Димыч тоже выпил и шумно выдохнув, сказал:
– Нет, теория в порядке и ей есть, куда расти. Это слова кончаются на границах понимания. Я сам давно не пытаюсь ничего формулировать. А то видишь, сразу появляются концепции и теории, вся эта дребедень. Я для себя давно выбрал быть наблюдателем и не вникать во все эти игры слов. Вот придём на болота и поймёшь, о чем я.
Я с досадой вспомнил, что завтра нам предстоит покинуть тёплый домик в посёлке и отправиться в заброшенный санаторий на болотах.
– Я же там так и не был, в наших владениях. Там сейчас хотя бы свет есть? Или мы туда прокатимся и вернёмся назад?
– На болотах всё в полном порядке. Это сейчас мы в сарае, можно сказать. Да и Олег Алексеевич сказал, чтобы мы жили там, пока не будут оформлены все бумаги. Там же на оба корпуса санатория бумаги есть, а с землёй-то ещё не всё решили. Поэтому надо следить, чтобы никакой суеты там никто не развёл. Сами понимаете. В смысле, понимаешь.
Я растерянно посмотрел на Димыча:
– А ты в курсе всех дел, я смотрю, – меня удивило, что чиновник всё ему поведал.
– Да ничего удивительного, мы же с шефом давно знакомы. И часть земли тут моя, брал в аренду под фермерство, но не пошло. Мы же тут успели в своё время и ферму построить, и свинарники, и ещё по мелочи всякое. Но потом Олегу Алексеевичу стало не до этого, и без него всё похерилось. А земля осталась в аренде, и ферма на мне, – Димыч раздосадовано махнул рукой и подлил нам по половинке стопки.

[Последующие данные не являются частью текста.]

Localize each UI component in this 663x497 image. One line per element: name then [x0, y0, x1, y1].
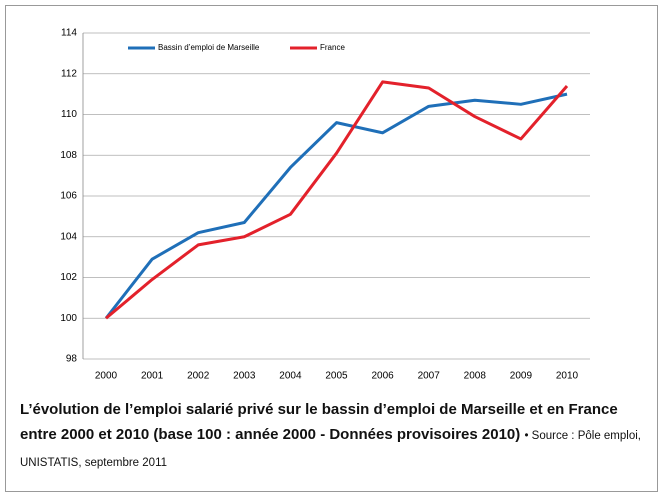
- series-line: [105, 80, 569, 320]
- x-tick-label: 2000: [95, 371, 118, 382]
- y-tick-label: 102: [60, 272, 77, 283]
- x-tick-label: 2003: [233, 371, 256, 382]
- caption-block: L’évolution de l’emploi salarié privé su…: [20, 397, 648, 476]
- series-line: [104, 92, 568, 320]
- x-tick-label: 2008: [464, 371, 487, 382]
- x-tick-label: 2005: [325, 371, 348, 382]
- y-tick-label: 106: [60, 191, 77, 202]
- y-tick-label: 104: [60, 231, 77, 242]
- x-tick-label: 2007: [418, 371, 441, 382]
- y-tick-label: 114: [61, 28, 77, 39]
- x-tick-label: 2004: [279, 371, 302, 382]
- x-tick-label: 2002: [187, 371, 210, 382]
- y-tick-label: 112: [61, 68, 77, 79]
- y-tick-label: 110: [61, 109, 77, 120]
- x-tick-label: 2001: [141, 371, 164, 382]
- x-tick-label: 2006: [371, 371, 394, 382]
- y-tick-label: 100: [60, 313, 77, 324]
- legend-label: Bassin d’emploi de Marseille: [158, 43, 260, 52]
- y-tick-label: 108: [60, 150, 77, 161]
- source: • Source : Pôle emploi, UNISTATIS, septe…: [20, 430, 641, 469]
- y-tick-label: 98: [66, 354, 78, 365]
- caption: L’évolution de l’emploi salarié privé su…: [20, 401, 618, 443]
- x-tick-label: 2010: [556, 371, 579, 382]
- x-tick-label: 2009: [510, 371, 533, 382]
- frame: [5, 5, 658, 492]
- legend-label: France: [320, 43, 345, 52]
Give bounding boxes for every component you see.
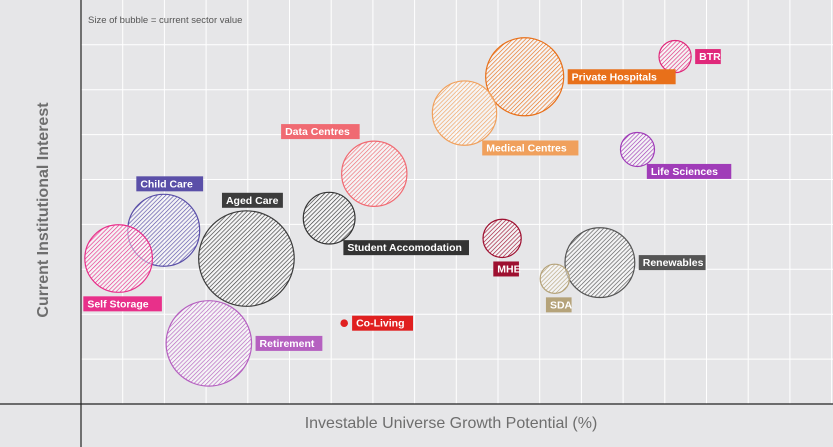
label-retirement: Retirement [260, 338, 315, 350]
label-btr: BTR [699, 51, 721, 63]
bubble-retirement [165, 300, 253, 387]
label-box-co-living [352, 315, 414, 331]
bubble-btr [658, 39, 692, 74]
label-child-care: Child Care [140, 178, 193, 190]
bubble-private-hospitals [485, 37, 565, 117]
label-mhe: MHE [497, 263, 520, 275]
x-axis-title: Investable Universe Growth Potential (%) [305, 415, 598, 432]
bubble-medical-centres [431, 80, 498, 146]
label-box-private-hospitals [567, 69, 676, 85]
label-box-child-care [136, 176, 204, 192]
label-co-living: Co-Living [356, 318, 404, 330]
size-annotation: Size of bubble = current sector value [88, 15, 242, 26]
labels-layer: Private Hospitals Medical Centres BTR Life … [83, 49, 732, 351]
label-box-mhe [493, 261, 519, 277]
bubble-life-sciences [619, 131, 656, 168]
bubble-self-storage [84, 224, 153, 293]
label-box-aged-care [221, 192, 283, 208]
label-self-storage: Self Storage [87, 298, 148, 310]
bubble-renewables [564, 227, 636, 299]
label-box-renewables [638, 255, 706, 271]
label-renewables: Renewables [643, 257, 704, 269]
label-data-centres: Data Centres [285, 126, 350, 138]
bubble-co-living [340, 319, 349, 328]
bubble-sda [539, 263, 570, 294]
label-box-btr [695, 49, 721, 65]
bubble-data-centres [341, 140, 408, 207]
bubble-mhe [482, 218, 522, 259]
label-box-self-storage [83, 296, 162, 312]
label-box-student-accomodation [343, 240, 469, 256]
y-axis-title: Current Institutional Interest [35, 102, 52, 318]
label-box-retirement [255, 335, 323, 351]
label-private-hospitals: Private Hospitals [572, 71, 657, 83]
label-box-medical-centres [482, 140, 579, 156]
label-student-accomodation: Student Accomodation [347, 242, 462, 254]
label-life-sciences: Life Sciences [651, 166, 718, 178]
label-box-sda [545, 297, 572, 313]
label-box-data-centres [281, 124, 360, 140]
label-medical-centres: Medical Centres [486, 142, 567, 154]
label-box-life-sciences [646, 163, 732, 179]
label-sda: SDA [550, 299, 573, 311]
bubble-student-accomodation [302, 191, 356, 245]
bubbles-layer [84, 37, 692, 387]
bubble-aged-care [198, 210, 295, 307]
label-aged-care: Aged Care [226, 195, 279, 207]
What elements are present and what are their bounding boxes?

– А, ну тогда понятно. Так, а жить-то там есть, где?
– Дом охотничий, высшего разряда. Последний год, правда, не используется по назначению. Олег Алексеевич перестал ездить, чтобы не светить место. Так-то он давно эту «Искру» прибрал, намного раньше того, как про дорогу узнали. У него всегда всё один к одному сходится. Но там всё в округе заросло и заболотилось, конечно, даже на правильном джипе теперь не проехать. Так что дом простаивает, но я его держу в порядке. И там же мощности под санаторий сохранили не просто так. Электричества завались, газ есть, еду завожу раз в неделю на прицепе снегохода или квадроцикла. Когда лёд сойдёт, можно и лодкой, но там тоже есть свои неудобства.

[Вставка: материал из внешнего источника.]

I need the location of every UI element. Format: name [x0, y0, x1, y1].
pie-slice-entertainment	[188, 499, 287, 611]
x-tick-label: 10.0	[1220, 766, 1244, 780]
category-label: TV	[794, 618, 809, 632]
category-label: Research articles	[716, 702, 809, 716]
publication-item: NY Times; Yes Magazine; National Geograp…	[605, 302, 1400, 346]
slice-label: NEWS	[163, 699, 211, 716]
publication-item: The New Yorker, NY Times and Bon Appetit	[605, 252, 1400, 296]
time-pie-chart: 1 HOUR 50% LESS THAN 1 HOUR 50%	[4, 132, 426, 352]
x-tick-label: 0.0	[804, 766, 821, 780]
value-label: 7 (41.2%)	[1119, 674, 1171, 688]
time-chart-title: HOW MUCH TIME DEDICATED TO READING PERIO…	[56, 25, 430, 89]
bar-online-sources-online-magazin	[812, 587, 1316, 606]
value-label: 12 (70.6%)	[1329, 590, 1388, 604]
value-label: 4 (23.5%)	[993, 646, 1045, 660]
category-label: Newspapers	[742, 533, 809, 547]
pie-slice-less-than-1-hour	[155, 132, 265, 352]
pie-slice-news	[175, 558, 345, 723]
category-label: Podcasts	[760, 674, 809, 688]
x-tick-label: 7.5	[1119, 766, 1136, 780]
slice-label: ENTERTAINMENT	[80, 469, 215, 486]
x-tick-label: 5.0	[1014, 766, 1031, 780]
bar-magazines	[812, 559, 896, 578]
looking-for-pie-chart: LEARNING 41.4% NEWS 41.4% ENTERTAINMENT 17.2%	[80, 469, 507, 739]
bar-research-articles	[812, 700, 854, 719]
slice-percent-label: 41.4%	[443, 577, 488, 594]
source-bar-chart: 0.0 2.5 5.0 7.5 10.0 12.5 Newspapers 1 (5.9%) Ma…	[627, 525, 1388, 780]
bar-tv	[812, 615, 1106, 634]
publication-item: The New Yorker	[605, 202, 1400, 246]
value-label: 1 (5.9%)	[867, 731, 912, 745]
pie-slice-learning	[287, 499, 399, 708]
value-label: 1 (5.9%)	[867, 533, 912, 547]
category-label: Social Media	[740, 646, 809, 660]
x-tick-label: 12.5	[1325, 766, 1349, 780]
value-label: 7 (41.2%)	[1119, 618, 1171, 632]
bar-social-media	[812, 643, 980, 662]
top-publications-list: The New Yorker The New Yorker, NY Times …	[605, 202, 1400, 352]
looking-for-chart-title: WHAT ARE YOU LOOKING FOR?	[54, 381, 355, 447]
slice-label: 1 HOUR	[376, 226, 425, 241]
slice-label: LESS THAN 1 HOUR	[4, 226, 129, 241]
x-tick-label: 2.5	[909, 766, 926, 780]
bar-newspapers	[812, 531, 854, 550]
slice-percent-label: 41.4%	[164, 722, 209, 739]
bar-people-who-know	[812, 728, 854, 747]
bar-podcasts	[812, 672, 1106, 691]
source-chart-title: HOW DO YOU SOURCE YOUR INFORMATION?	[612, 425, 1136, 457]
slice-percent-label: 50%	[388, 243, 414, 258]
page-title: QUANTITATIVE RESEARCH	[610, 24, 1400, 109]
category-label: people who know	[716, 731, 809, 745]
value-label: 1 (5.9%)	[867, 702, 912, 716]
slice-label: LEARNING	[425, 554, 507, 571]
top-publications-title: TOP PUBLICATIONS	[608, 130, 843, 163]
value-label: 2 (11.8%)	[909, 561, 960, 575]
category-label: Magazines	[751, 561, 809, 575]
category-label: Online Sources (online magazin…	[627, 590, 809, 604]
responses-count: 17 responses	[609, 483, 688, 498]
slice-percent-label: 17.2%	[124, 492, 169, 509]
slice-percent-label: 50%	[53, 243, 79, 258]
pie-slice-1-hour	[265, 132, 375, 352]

Я печально вздохнул и уставился на стопку. Димыч привстал и похлопал меня по плечу:
– Ты чего это пригорюнился?
– Да вот думаю, чего это я так уверен был, что тут всё выгорит. Вложился сюда и жду золотых гор. Как-то это непредусмотрительно. Уже год ничем особо не занимаюсь, а вдруг тут что-то не срастётся?
Димыч весело крякнул:
– Не бойся, Олег Алексеевич своих не бросает! За все годы я это усвоил. А ещё усвоил, что он не вложился бы сюда, не ожидая отдачи. Из кожи вон вылезет, а отдача будет. Остаётся подождать.
– Ты же сам говоришь, что тут ничего не меняется. Вдруг и не изменится?

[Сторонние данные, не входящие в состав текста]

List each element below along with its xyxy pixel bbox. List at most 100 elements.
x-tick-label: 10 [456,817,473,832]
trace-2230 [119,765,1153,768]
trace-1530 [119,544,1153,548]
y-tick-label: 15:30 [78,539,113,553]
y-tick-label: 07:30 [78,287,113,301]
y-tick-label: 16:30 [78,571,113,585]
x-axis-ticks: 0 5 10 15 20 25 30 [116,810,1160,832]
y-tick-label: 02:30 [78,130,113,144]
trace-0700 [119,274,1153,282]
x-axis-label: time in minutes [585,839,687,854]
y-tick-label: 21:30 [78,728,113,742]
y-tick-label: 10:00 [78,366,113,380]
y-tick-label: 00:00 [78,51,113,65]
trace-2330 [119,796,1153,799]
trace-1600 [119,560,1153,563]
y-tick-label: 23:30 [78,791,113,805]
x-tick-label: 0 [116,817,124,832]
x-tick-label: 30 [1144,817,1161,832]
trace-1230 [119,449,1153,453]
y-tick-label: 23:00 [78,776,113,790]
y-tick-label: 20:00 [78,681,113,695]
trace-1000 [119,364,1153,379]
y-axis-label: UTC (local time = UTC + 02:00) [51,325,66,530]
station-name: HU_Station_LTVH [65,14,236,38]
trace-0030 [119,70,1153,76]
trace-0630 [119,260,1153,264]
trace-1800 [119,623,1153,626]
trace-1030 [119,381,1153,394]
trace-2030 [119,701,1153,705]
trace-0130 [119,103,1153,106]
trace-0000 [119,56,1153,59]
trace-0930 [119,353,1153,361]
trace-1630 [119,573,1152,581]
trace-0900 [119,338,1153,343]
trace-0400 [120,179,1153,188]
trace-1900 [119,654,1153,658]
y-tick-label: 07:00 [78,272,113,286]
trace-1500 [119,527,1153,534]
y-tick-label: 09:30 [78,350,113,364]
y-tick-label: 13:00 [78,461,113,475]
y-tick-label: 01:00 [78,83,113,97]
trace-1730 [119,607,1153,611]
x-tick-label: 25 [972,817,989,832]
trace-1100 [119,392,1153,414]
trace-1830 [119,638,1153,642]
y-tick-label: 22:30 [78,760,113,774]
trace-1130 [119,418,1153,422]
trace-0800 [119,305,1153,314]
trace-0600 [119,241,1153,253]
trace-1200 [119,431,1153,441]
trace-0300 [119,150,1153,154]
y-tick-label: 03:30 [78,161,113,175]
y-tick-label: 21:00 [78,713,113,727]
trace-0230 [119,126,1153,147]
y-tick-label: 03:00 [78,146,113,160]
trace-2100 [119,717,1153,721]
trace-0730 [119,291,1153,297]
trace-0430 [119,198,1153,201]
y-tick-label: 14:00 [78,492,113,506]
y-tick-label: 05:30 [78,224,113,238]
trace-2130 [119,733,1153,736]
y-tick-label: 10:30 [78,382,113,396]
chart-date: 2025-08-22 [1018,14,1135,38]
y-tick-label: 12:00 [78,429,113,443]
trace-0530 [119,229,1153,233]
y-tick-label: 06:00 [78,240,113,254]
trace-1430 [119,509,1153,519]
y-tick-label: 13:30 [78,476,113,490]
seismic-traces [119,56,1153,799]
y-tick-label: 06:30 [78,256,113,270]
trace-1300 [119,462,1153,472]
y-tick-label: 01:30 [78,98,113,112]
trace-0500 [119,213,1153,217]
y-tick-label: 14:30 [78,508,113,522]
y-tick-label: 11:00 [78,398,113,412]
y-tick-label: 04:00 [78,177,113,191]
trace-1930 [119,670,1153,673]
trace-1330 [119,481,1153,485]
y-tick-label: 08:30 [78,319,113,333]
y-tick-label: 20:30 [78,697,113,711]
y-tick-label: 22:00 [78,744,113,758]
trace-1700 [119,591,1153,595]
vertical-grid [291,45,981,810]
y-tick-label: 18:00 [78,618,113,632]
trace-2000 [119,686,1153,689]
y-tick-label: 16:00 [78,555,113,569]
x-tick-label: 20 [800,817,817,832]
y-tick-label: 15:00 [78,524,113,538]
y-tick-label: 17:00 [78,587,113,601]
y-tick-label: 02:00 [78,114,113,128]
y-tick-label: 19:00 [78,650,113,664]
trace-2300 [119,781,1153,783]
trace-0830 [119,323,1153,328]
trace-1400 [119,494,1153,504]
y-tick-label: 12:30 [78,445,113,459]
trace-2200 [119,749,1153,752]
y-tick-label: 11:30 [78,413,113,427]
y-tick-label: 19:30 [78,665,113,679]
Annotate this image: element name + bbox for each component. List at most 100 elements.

– А оно, может, и не изменится, этого я не отрицаю, а всё равно выгорит. Давай я нам чаю на травках заварю, чтобы завтрашнее похмелье сгладить. А утром отправимся на болота.
От чая на меня навалилась отложенная самогоном усталость. Димыч разобрал диван и кровать. Меня он положил на кровать, а сам лёг на диван, сказав, что уже светает и с машиной всё будет в ажуре. Отрубился я практически мгновенно, только и успев подумать, что одеяло и подушка пахнут высохшей сыростью.